Ricardian view of government

What implication does Ricardian equivalence make?

A

Debt-financed tax cuts leaves consumption unaffected.

Increases in private saving exactly offset by decreases in public saving, national saving remains the same.

18
Q

Arguments for and against Ricardian equivalence: myopia

A

For:

  • Ricardian view assumes rational decision making when choosing consumption and saving.
  • When government decreases taxes or borrows money, they plan ahead for future taxes.
  • Presumes that people have substantial knowledge and foresight.

Against:

  • People are short-sighted, perhaps do not fully comprehend implications of govt. budget deficits.
  • They may think that taxes will not change, or that the change is permanent, making them think they are richer.
  • Tax cut will therefore lead to higher consumption and lower national saving.
19
Q

Arguments for and against Ricardian equivalence: borrowing constraints

A

For:

  • Ricardian view assumes consumers base consumption on both current income and lifetime income.
  • Tax cut increases current income, but has no effect on lifetime income or consumption.

Against:

  • Traditional view argues that current income is more important than lifetime income for those facing binding borrowing constraints.
  • If they cannot borrow, or only to a certain amount, current income affects current consumption.
  • Tax cut raises the current income, even though it decreases future income - it is essentially a loan. Hence, it expands their opportunities and stimulates consumption.
20
Q

Arguments for and against Ricardian equivalence: future generations

A

Against:

  • Consumers expect implied future taxes to fall on future generations instead.
  • Meaning, the tax cut raises lifetime resources of current generation to consume.
  • Allows the current generation to consume more at the expense of future generations.

For:

  • Robert Barro: future generations are the children not grandchildren, so cannot be seen as independent economic actors.
  • His analysis - decision-making unit is not the individual (finite lifetime), but the family (which continues forever).
  • Evidenced by altruism between generations such as bequests and wills.
21
Q

Three reasons economists oppose strict rules on balanced budgets

A

Stabilisation: A budget deficit or surplus can help stabilise the economy.
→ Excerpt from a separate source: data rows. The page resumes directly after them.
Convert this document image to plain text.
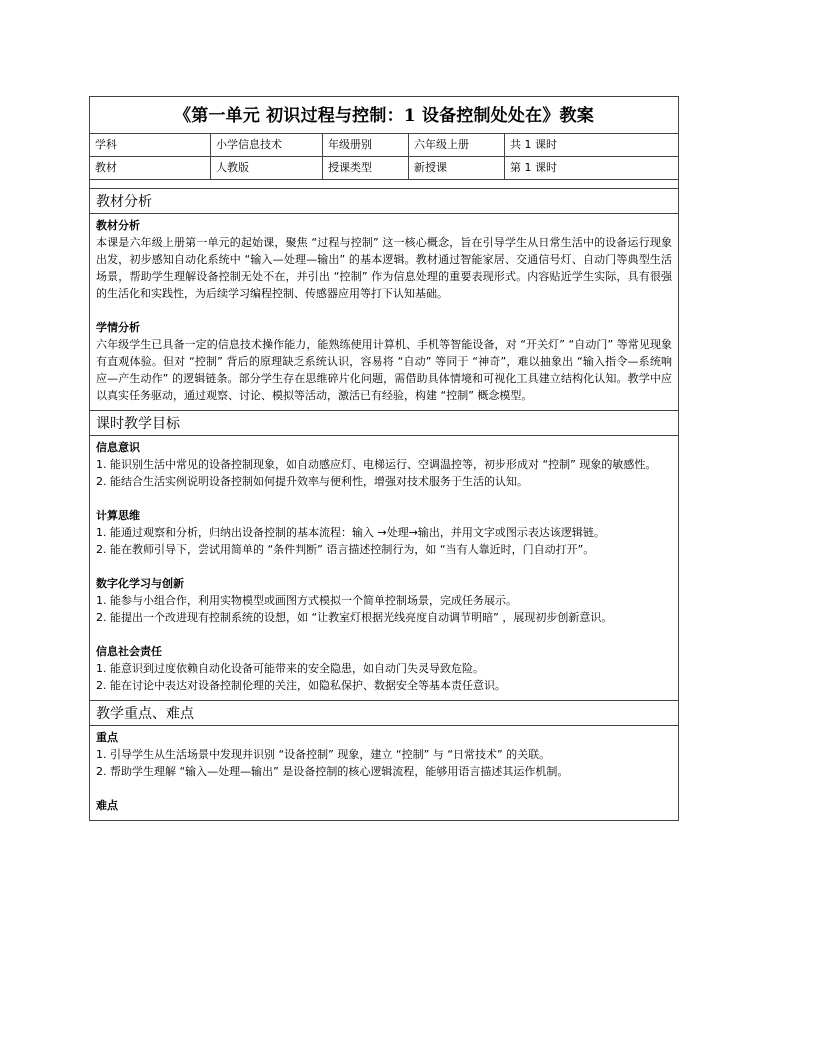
《第一单元 初识过程与控制：1 设备控制处处在》教案
学科	小学信息技术	年级册别	六年级上册	共 1 课时
教材	人教版	授课类型	新授课	第 1 课时
教材分析
教材分析
本课是六年级上册第一单元的起始课，聚焦 “过程与控制” 这一核心概念，旨在引导学生从日常生活中的设备运行现象出发，初步感知自动化系统中 “输入—处理—输出” 的基本逻辑。教材通过智能家居、交通信号灯、自动门等典型生活场景，帮助学生理解设备控制无处不在，并引出 “控制” 作为信息处理的重要表现形式。内容贴近学生实际，具有很强的生活化和实践性，为后续学习编程控制、传感器应用等打下认知基础。
学情分析
六年级学生已具备一定的信息技术操作能力，能熟练使用计算机、手机等智能设备，对 “开关灯” “自动门” 等常见现象有直观体验。但对 “控制” 背后的原理缺乏系统认识，容易将 “自动” 等同于 “神奇”，难以抽象出 “输入指令—系统响应—产生动作” 的逻辑链条。部分学生存在思维碎片化问题，需借助具体情境和可视化工具建立结构化认知。教学中应以真实任务驱动，通过观察、讨论、模拟等活动，激活已有经验，构建 “控制” 概念模型。
课时教学目标
信息意识
1. 能识别生活中常见的设备控制现象，如自动感应灯、电梯运行、空调温控等，初步形成对 “控制” 现象的敏感性。
2. 能结合生活实例说明设备控制如何提升效率与便利性，增强对技术服务于生活的认知。
计算思维
1. 能通过观察和分析，归纳出设备控制的基本流程：输入 →处理→输出，并用文字或图示表达该逻辑链。
2. 能在教师引导下，尝试用简单的 “条件判断” 语言描述控制行为，如 “当有人靠近时，门自动打开”。
数字化学习与创新
1. 能参与小组合作，利用实物模型或画图方式模拟一个简单控制场景，完成任务展示。
2. 能提出一个改进现有控制系统的设想，如 “让教室灯根据光线亮度自动调节明暗” ，展现初步创新意识。
信息社会责任
1. 能意识到过度依赖自动化设备可能带来的安全隐患，如自动门失灵导致危险。
2. 能在讨论中表达对设备控制伦理的关注，如隐私保护、数据安全等基本责任意识。
教学重点、难点
重点
1. 引导学生从生活场景中发现并识别 “设备控制” 现象，建立 “控制” 与 “日常技术” 的关联。
2. 帮助学生理解 “输入—处理—输出” 是设备控制的核心逻辑流程，能够用语言描述其运作机制。
难点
Tax smoothing: A budget deficit or surplus can reduce the distortion of incentives caused by the tax system.

Intergenerational redistribution: A budget deficit can shift a tax burden from current to future generations.

22
Q

Stabilisation argument against strict rules on balanced budgets

A

A strict rule would revoke automatic stabilisation powers.
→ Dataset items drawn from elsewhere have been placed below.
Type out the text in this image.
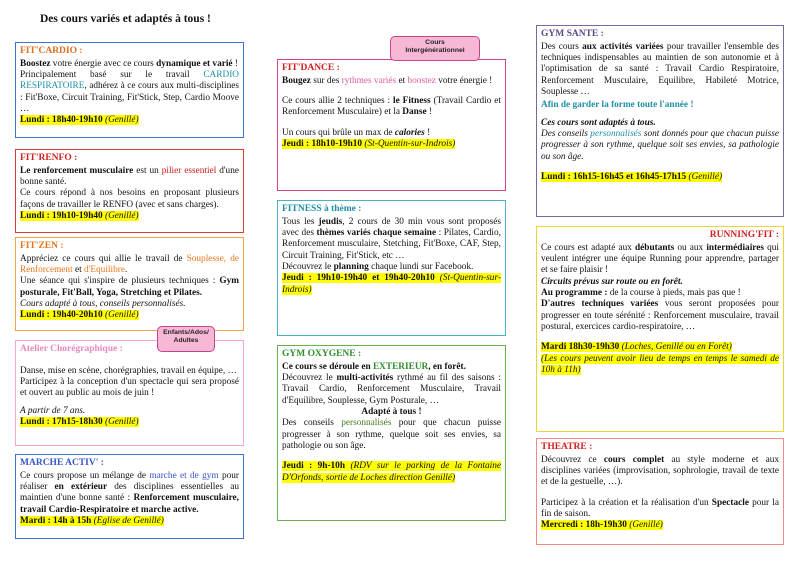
Des cours variés et adaptés à tous !
FIT'CARDIO :

Boostez votre énergie avec ce cours dynamique et varié !

Principalement basé sur le travail CARDIO RESPIRATOIRE, adhérez à ce cours aux multi-disciplines : Fit'Boxe, Circuit Training, Fit'Stick, Step, Cardio Moove …

Lundi : 18h40-19h10 (Genillé)

FIT'RENFO :

Le renforcement musculaire est un pilier essentiel d'une bonne santé.

Ce cours répond à nos besoins en proposant plusieurs façons de travailler le RENFO (avec et sans charges).

Lundi : 19h10-19h40 (Genillé)

FIT'ZEN :

Appréciez ce cours qui allie le travail de Souplesse, de Renforcement et d'Equilibre.

Une séance qui s'inspire de plusieurs techniques : Gym posturale, Fit'Ball, Yoga, Stretching et Pilates.

Cours adapté à tous, conseils personnalisés.

Lundi : 19h40-20h10 (Genillé)

Atelier Chorégraphique :

Danse, mise en scène, chorégraphies, travail en équipe, …

Participez à la conception d'un spectacle qui sera proposé et ouvert au public au mois de juin !

A partir de 7 ans.

Lundi : 17h15-18h30 (Genillé)

Enfants/Ados/ Adultes
MARCHE ACTIV' :

Ce cours propose un mélange de marche et de gym pour réaliser en extérieur des disciplines essentielles au maintien d'une bonne santé : Renforcement musculaire, travail Cardio-Respiratoire et marche active.

Mardi : 14h à 15h (Eglise de Genillé)

FIT'DANCE :

Bougez sur des rythmes variés et boostez votre énergie !

Ce cours allie 2 techniques : le Fitness (Travail Cardio et Renforcement Musculaire) et la Danse !

Un cours qui brûle un max de calories !

Jeudi : 18h10-19h10 (St-Quentin-sur-Indrois)

Cours Intergénérationnel
FITNESS à thème :

Tous les jeudis, 2 cours de 30 min vous sont proposés avec des thèmes variés chaque semaine : Pilates, Cardio, Renforcement musculaire, Stetching, Fit'Boxe, CAF, Step, Circuit Training, Fit'Stick, etc …

Découvrez le planning chaque lundi sur Facebook.

Jeudi : 19h10-19h40 et 19h40-20h10 (St-Quentin-sur-Indrois)

GYM OXYGENE :

Ce cours se déroule en EXTERIEUR, en forêt.

Découvrez le multi-activités rythmé au fil des saisons : Travail Cardio, Renforcement Musculaire, Travail d'Equilibre, Souplesse, Gym Posturale, …

Adapté à tous !

Des conseils personnalisés pour que chacun puisse progresser à son rythme, quelque soit ses envies, sa pathologie ou son âge.

Jeudi : 9h-10h (RDV sur le parking de la Fontaine D'Orfonds, sortie de Loches direction Genillé)

GYM SANTE :

Des cours aux activités variées pour travailler l'ensemble des techniques indispensables au maintien de son autonomie et à l'optimisation de sa santé : Travail Cardio Respiratoire, Renforcement Musculaire, Equilibre, Habileté Motrice, Souplesse …

Afin de garder la forme toute l'année !

Ces cours sont adaptés à tous.

Des conseils personnalisés sont donnés pour que chacun puisse progresser à son rythme, quelque soit ses envies, sa pathologie ou son âge.

Lundi : 16h15-16h45 et 16h45-17h15 (Genillé)

RUNNING'FIT :

Ce cours est adapté aux débutants ou aux intermédiaires qui veulent intégrer une équipe Running pour apprendre, partager et se faire plaisir !

Circuits prévus sur route ou en forêt.

Au programme : de la course à pieds, mais pas que !

D'autres techniques variées vous seront proposées pour progresser en toute sérénité : Renforcement musculaire, travail postural, exercices cardio-respiratoire, …

Mardi 18h30-19h30 (Loches, Genillé ou en Forêt)

(Les cours peuvent avoir lieu de temps en temps le samedi de 10h à 11h)

THEATRE :

Découvrez ce cours complet au style moderne et aux disciplines variées (improvisation, sophrologie, travail de texte et de la gestuelle, …).

Participez à la création et la réalisation d'un Spectacle pour la fin de saison.

Mercredi : 18h-19h30 (Genillé)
In a recession, automatic responses push the budget into deficit. To balance, tax raises are required → depressing AD and deepening the recession.

23
Q

Tax smoothing argument against strict balanced budget rules

A

High taxes impose a cost on society by discouraging economic activity. High taxes on labour discourage working long hours.

Hence, by borrowing and running a deficit, the government can delay the tax, or impose smaller taxes until the economy has recovered.